Es época de las secas frías y se activan las tensiones en la distribución del agua entre el estado de Jalisco y el de Guanajuato, mediante la construcción de un acueducto de la Presa Solís a León.
Las críticas señalan que la medida disminuiría drásticamente el agua que llega a zonas agrícolas de Jalisco y al lago de Chapala, comprometiendo la producción y la sobrevivencia del lago.
Las obras de este acueducto están detenidas por la inconformidad jurídica interpuesta recientemente ante la Suprema Corte de Justicia de la Nación, de la que se espera respuesta.
Aunque las presas almacenan ahora hasta el 70 por ciento de capacidad, vuelve la tensión porque ambas ciudades presentan un déficit de agua potable y también una gran desigualdad en su distribución.

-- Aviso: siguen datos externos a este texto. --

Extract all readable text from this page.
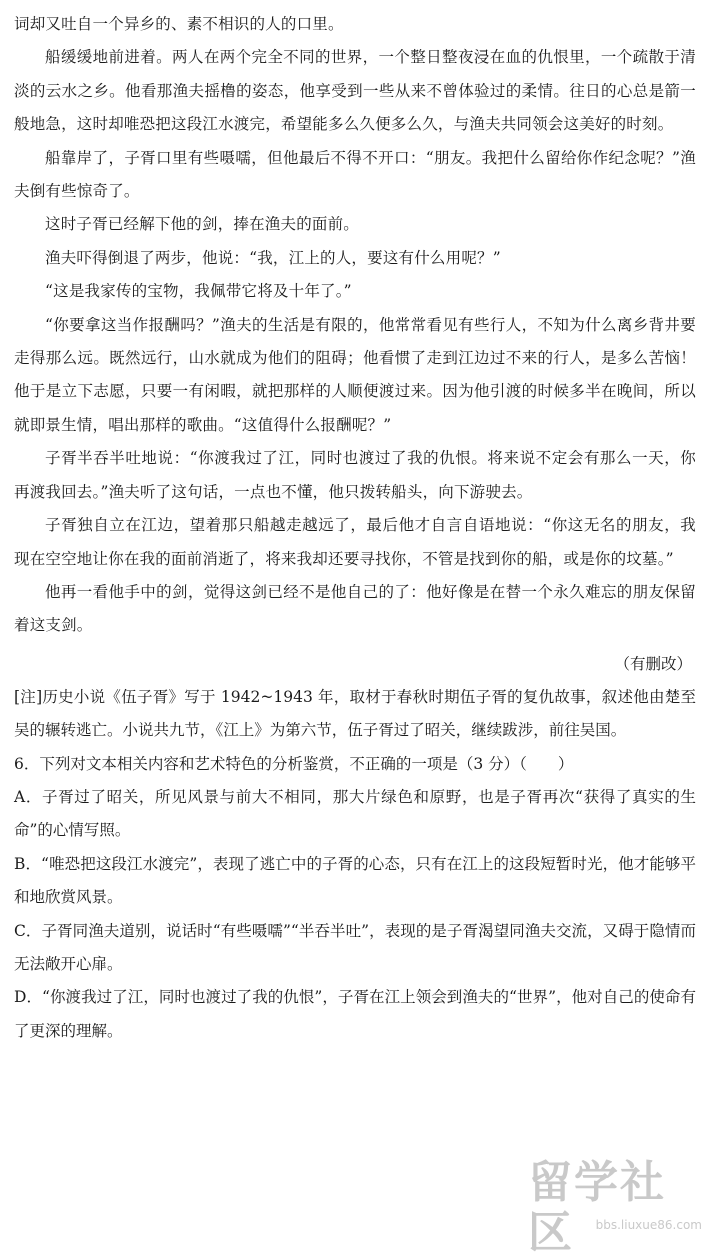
词却又吐自一个异乡的、素不相识的人的口里。

船缓缓地前进着。两人在两个完全不同的世界，一个整日整夜浸在血的仇恨里，一个疏散于清淡的云水之乡。他看那渔夫摇橹的姿态，他享受到一些从来不曾体验过的柔情。往日的心总是箭一般地急，这时却唯恐把这段江水渡完，希望能多么久便多么久，与渔夫共同领会这美好的时刻。

船靠岸了，子胥口里有些嗫嚅，但他最后不得不开口：“朋友。我把什么留给你作纪念呢？”渔夫倒有些惊奇了。

这时子胥已经解下他的剑，捧在渔夫的面前。

渔夫吓得倒退了两步，他说：“我，江上的人，要这有什么用呢？”

“这是我家传的宝物，我佩带它将及十年了。”

“你要拿这当作报酬吗？”渔夫的生活是有限的，他常常看见有些行人，不知为什么离乡背井要走得那么远。既然远行，山水就成为他们的阻碍；他看惯了走到江边过不来的行人，是多么苦恼！他于是立下志愿，只要一有闲暇，就把那样的人顺便渡过来。因为他引渡的时候多半在晚间，所以就即景生情，唱出那样的歌曲。“这值得什么报酬呢？”

子胥半吞半吐地说：“你渡我过了江，同时也渡过了我的仇恨。将来说不定会有那么一天，你再渡我回去。”渔夫听了这句话，一点也不懂，他只拨转船头，向下游驶去。

子胥独自立在江边，望着那只船越走越远了，最后他才自言自语地说：“你这无名的朋友，我现在空空地让你在我的面前消逝了，将来我却还要寻找你，不管是找到你的船，或是你的坟墓。”

他再一看他手中的剑，觉得这剑已经不是他自己的了：他好像是在替一个永久难忘的朋友保留着这支剑。

（有删改）

[注]历史小说《伍子胥》写于 1942~1943 年，取材于春秋时期伍子胥的复仇故事，叙述他由楚至吴的辗转逃亡。小说共九节，《江上》为第六节，伍子胥过了昭关，继续跋涉，前往吴国。

6．下列对文本相关内容和艺术特色的分析鉴赏，不正确的一项是（3 分）（　　）

A．子胥过了昭关，所见风景与前大不相同，那大片绿色和原野，也是子胥再次“获得了真实的生命”的心情写照。

B．“唯恐把这段江水渡完”，表现了逃亡中的子胥的心态，只有在江上的这段短暂时光，他才能够平和地欣赏风景。

C．子胥同渔夫道别，说话时“有些嗫嚅”“半吞半吐”，表现的是子胥渴望同渔夫交流，又碍于隐情而无法敞开心扉。

D．“你渡我过了江，同时也渡过了我的仇恨”，子胥在江上领会到渔夫的“世界”，他对自己的使命有了更深的理解。

留学社区	bbs.liuxue86.com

Además se prevé que las lluvias este año estén por debajo del promedio, de acuerdo con investigadores de la Universidad de Guadalajara, entre otros.

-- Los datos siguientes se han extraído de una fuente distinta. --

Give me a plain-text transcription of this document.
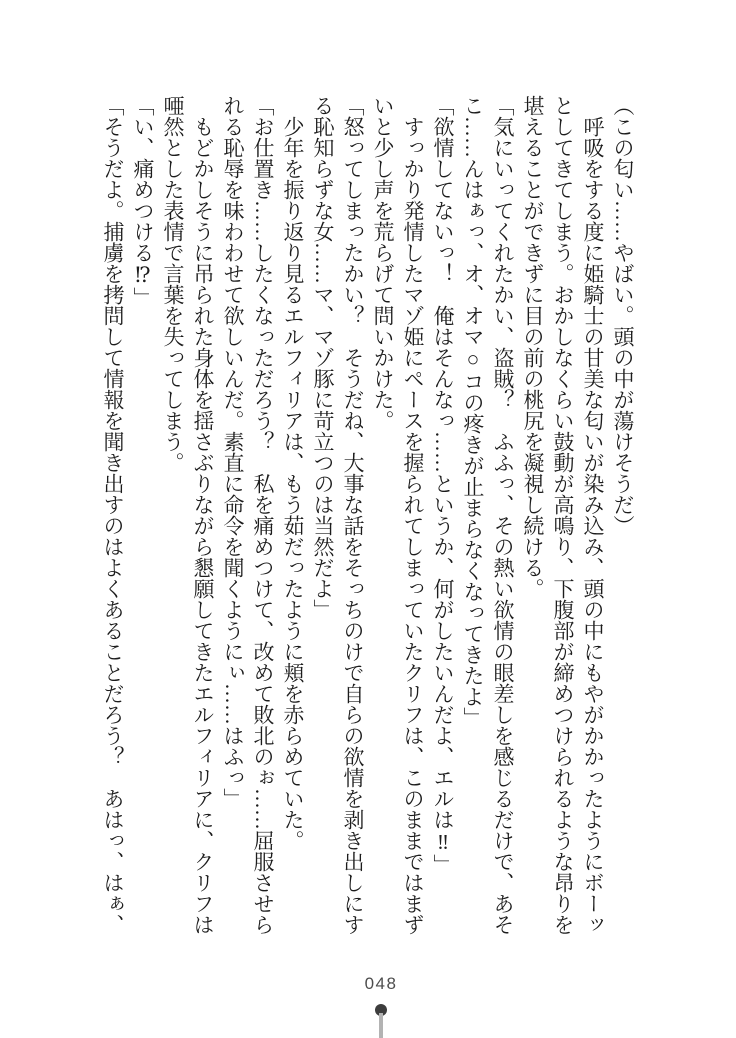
（この匂い……やばい。頭の中が蕩けそうだ）

呼吸をする度に姫騎士の甘美な匂いが染み込み、頭の中にもやがかかったようにボーッとしてきてしまう。おかしなくらい鼓動が高鳴り、下腹部が締めつけられるような昂りを堪えることができずに目の前の桃尻を凝視し続ける。

「気にいってくれたかい、盗賊？　ふふっ、その熱い欲情の眼差しを感じるだけで、あそこ……んはぁっ、オ、オマ○コの疼きが止まらなくなってきたよ」

「欲情してないっ！　俺はそんなっ……というか、何がしたいんだよ、エルは‼」

すっかり発情したマゾ姫にペースを握られてしまっていたクリフは、このままではまずいと少し声を荒らげて問いかけた。

「怒ってしまったかい？　そうだね、大事な話をそっちのけで自らの欲情を剥き出しにする恥知らずな女……マ、マゾ豚に苛立つのは当然だよ」

少年を振り返り見るエルフィリアは、もう茹だったように頬を赤らめていた。

「お仕置き……したくなっただろう？　私を痛めつけて、改めて敗北のぉ……屈服させられる恥辱を味わわせて欲しいんだ。素直に命令を聞くようにぃ……はふっ」

もどかしそうに吊られた身体を揺さぶりながら懇願してきたエルフィリアに、クリフは唖然とした表情で言葉を失ってしまう。

「い、痛めつける⁉」

「そうだよ。捕虜を拷問して情報を聞き出すのはよくあることだろう？　あはっ、はぁ、

048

Los políticos advierten que de no realizar inversiones y obras hidráulicas, el déficit podría crecer en las próximas décadas conforme crece la población en ambas ciudades.
El modelo actual de gestión del agua en casi todo el país está rebasado al basarse en el concepto del agua como servicio que se resuelve con tecnología, cuotas y un departamento de quejas. Más bien se provoca incomunicación y rivalidad entre ciudadanos y autoridades y entre estados.
Así, ni las políticas ni las autoridades integran convocatorias que resulten educativas en los hechos, que formen valores en las decisiones cotidianas, que den paso a una ética en el uso colectivo y se forme una ciudadanía corresponsable. Para ello ya vamos tarde.
Esta visión copartícipe y educativa del agua puede impulsar a revertir el déficit:
Un diseño de gestión colaborativo ayudaría a: restaurar el ciclo del agua en la ciudad. Pero ello implicaría la vigilancia de las zonas de infiltración (lo que exige el cumplimento de la ley); se requeriría también instaurar un sentido común sobre el uso medido y el cuestionamiento social de comportamientos irresponsables y eso no se hace sólo con las redes sociales. Se necesita emprender una visión educativa de la ciudadanía, sin calificativos de verde o ecológica, pero sí con responsabilidad del futuro.
Urge un rediseño para operar el agua. El Sistema Intermunicipal de los Servicios de Agua y Alcantarillado (Siapa) está rebasado. Encabeza los organismos estatales con más quejas. La Comisión Estatal de Derechos Humanos Jalisco recibió, solo en seis meses del 2025, 41 quejas sobre la mala calidad del agua que suministra el Siapa, por los altos costos que reciben y porque dejan de recibir el agua, sin que se les suspenda el cobro. Este organismo, de relación directa con los ciudadanos, favorece que el agua se entienda como un servicio o una “propiedad” que se compra, y no como un recurso común y finito.
Faltan muchos elementos coparticipativos que mencionar. Desgraciadamente no vemos siquiera que se sugieran en el abordaje de este conflicto político-económico. Ya vamos tarde para crear una cultura más integral del agua y nomás no inicia.